«Con lui in campo siamo sicuramente più forti». L’investitura era arrivata prima della sfida di Istanbul, quando Gian Piero Gasperini ha parlato così di Paulo Dybala, il gioiello della sua Roma. Rincarando poi la dose anche subito dopo la gara, quando la Joya ha giocato ancora una volta per tutti e 90 i minuti. «Ha fatto una partita straordinaria, per qualità e continuità. Faccio fatica a ricordare un solo pallone che abbia perso nel corso della partita, forse uno a metà campo. In mezzo a tanti giocatori forti probabilmente lui è il più forte». Anche perché Dybala ha trovato un rendimento che prima in giallorosso non ha mai avuto.

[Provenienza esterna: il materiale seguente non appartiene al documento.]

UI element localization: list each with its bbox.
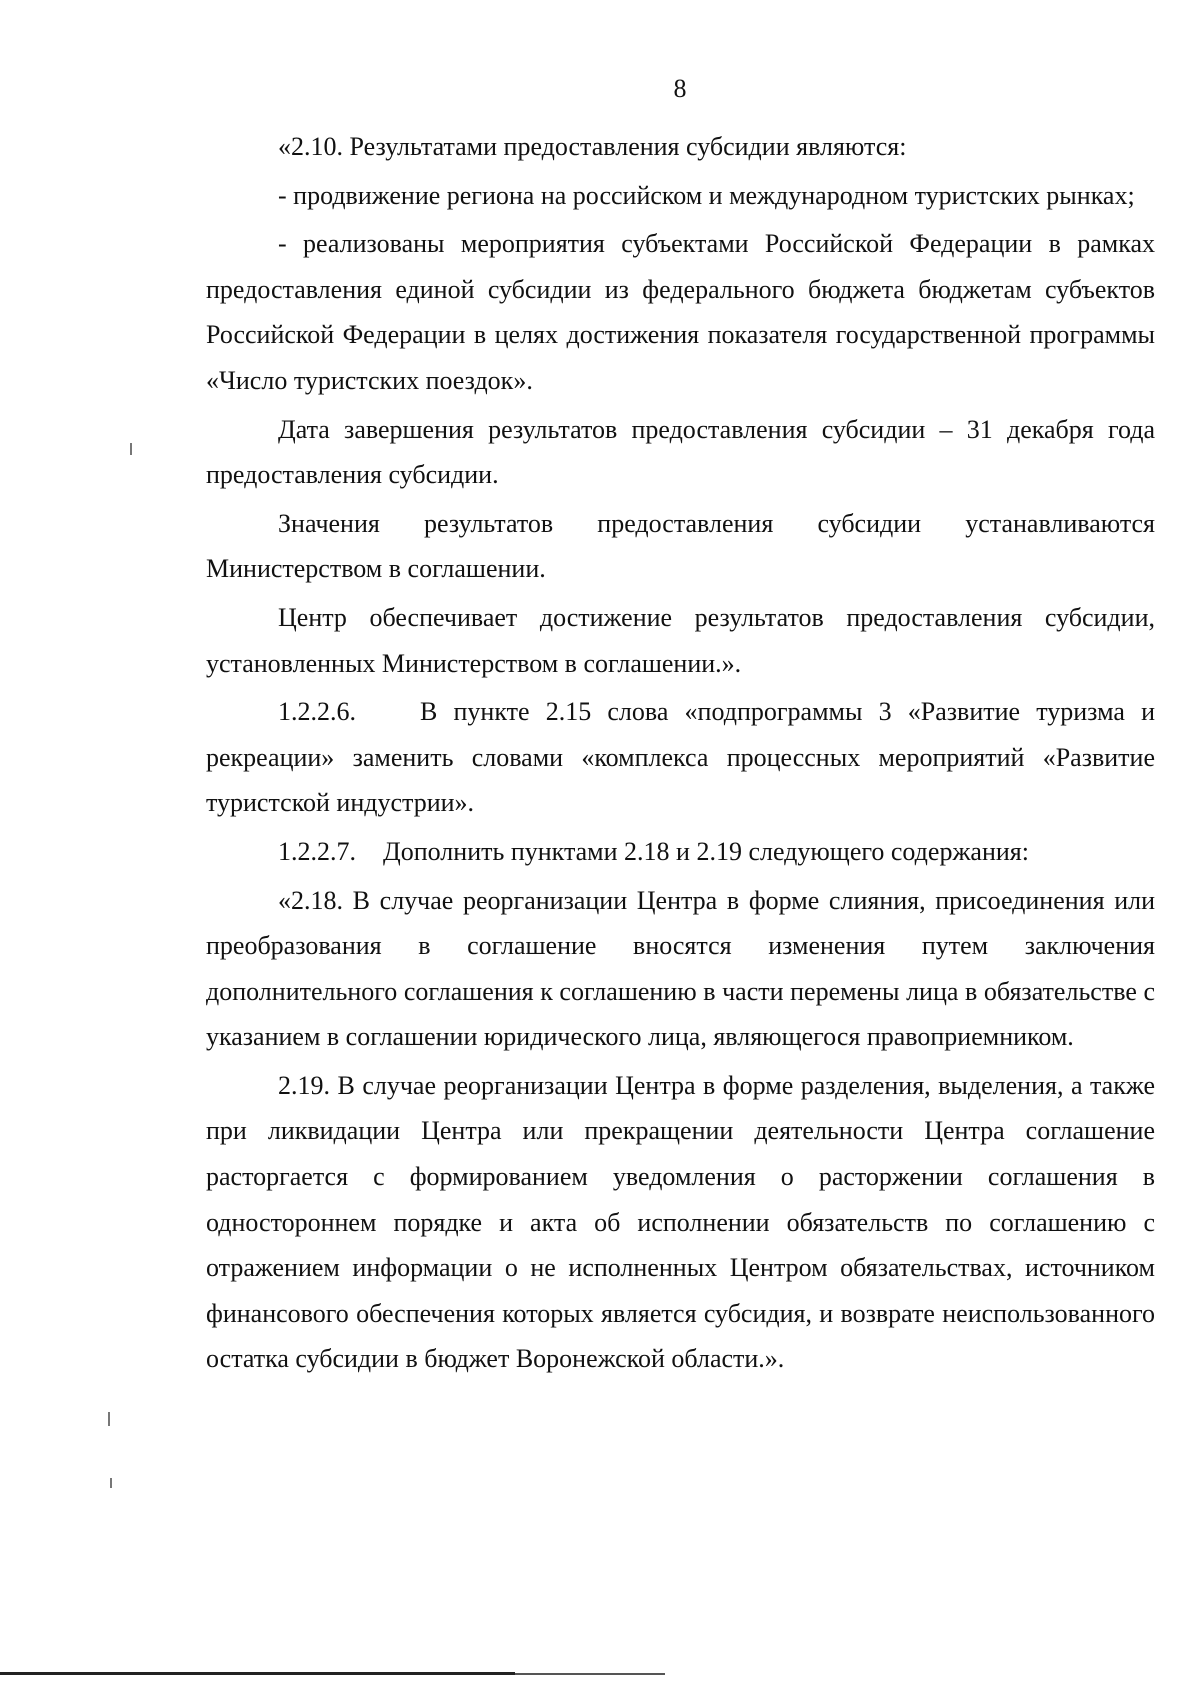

Ed infatti in queste prime quattro partite della stagione della Roma Dybala ha giocato tutta la gara contro Atalanta e Fenerbahçe e quasi tutta contro Fiorentina e Lecce. In tutto 343 minuti, con una media complessiva di 85,75 minuti. Per intenderci, nei suoi cinque anni romani solo nella prima stagione, la 2022/23, si è avvicinato a questo minutaggio nelle prime 4 partite dell’annata romanista, con una media di 75,5 minuti. Poi è crollato: 32,75 l’anno dopo (anche se la gara con la Salernitana l’aveva saltata per squalifica, out invece contro il Milan), 50,5 nel 2024/25 e addirittura 26,5 nella stagione scorsa (dove giocò solo 16 minuti con il Bologna, un tempo contro Pisa e Torino, saltando infine il derby). Insomma, quello attuale è un Dybala mai visto, almeno in giallorosso.
A Istanbul Paulo ha finito con i crampi, era affaticato, magari un giro di pausa ora potrà anche prenderselo. O magari giocare solo un tempo, per non sovraccaricare i muscoli, considerando che poi il sabato successivo ci sarà l’Inter e quella partita la Joya la deve giocare a tutti i costi. […] Qualcuno, malignamente, sostiene che Dybala sta così bene perché il suo contratto quest’anno è a gettone. E, di conseguenza, più gioca più finisce con il guadagnare. Ma queste sono ovviamente delle cattiverie gratuite, la verità è che Paulo è in uno stato di forma eccezionale. E che l’intera preparazione l’ha tirato a lucido. Poi, è ovvio, più gioca e più guadagna: 100mila euro per ogni partita di almeno 45 minuti fino ad un massimo di 20 presenze (oltre le quali si passa a 150mila), più altri 75mila ogni volta che entra dalla panchina e mette insieme almeno 20 minuti. Ma quello è il contratto che Paulo si è ridotto del 72%. È invece aumentata l’affidabilità. E quello che conta è solo questo.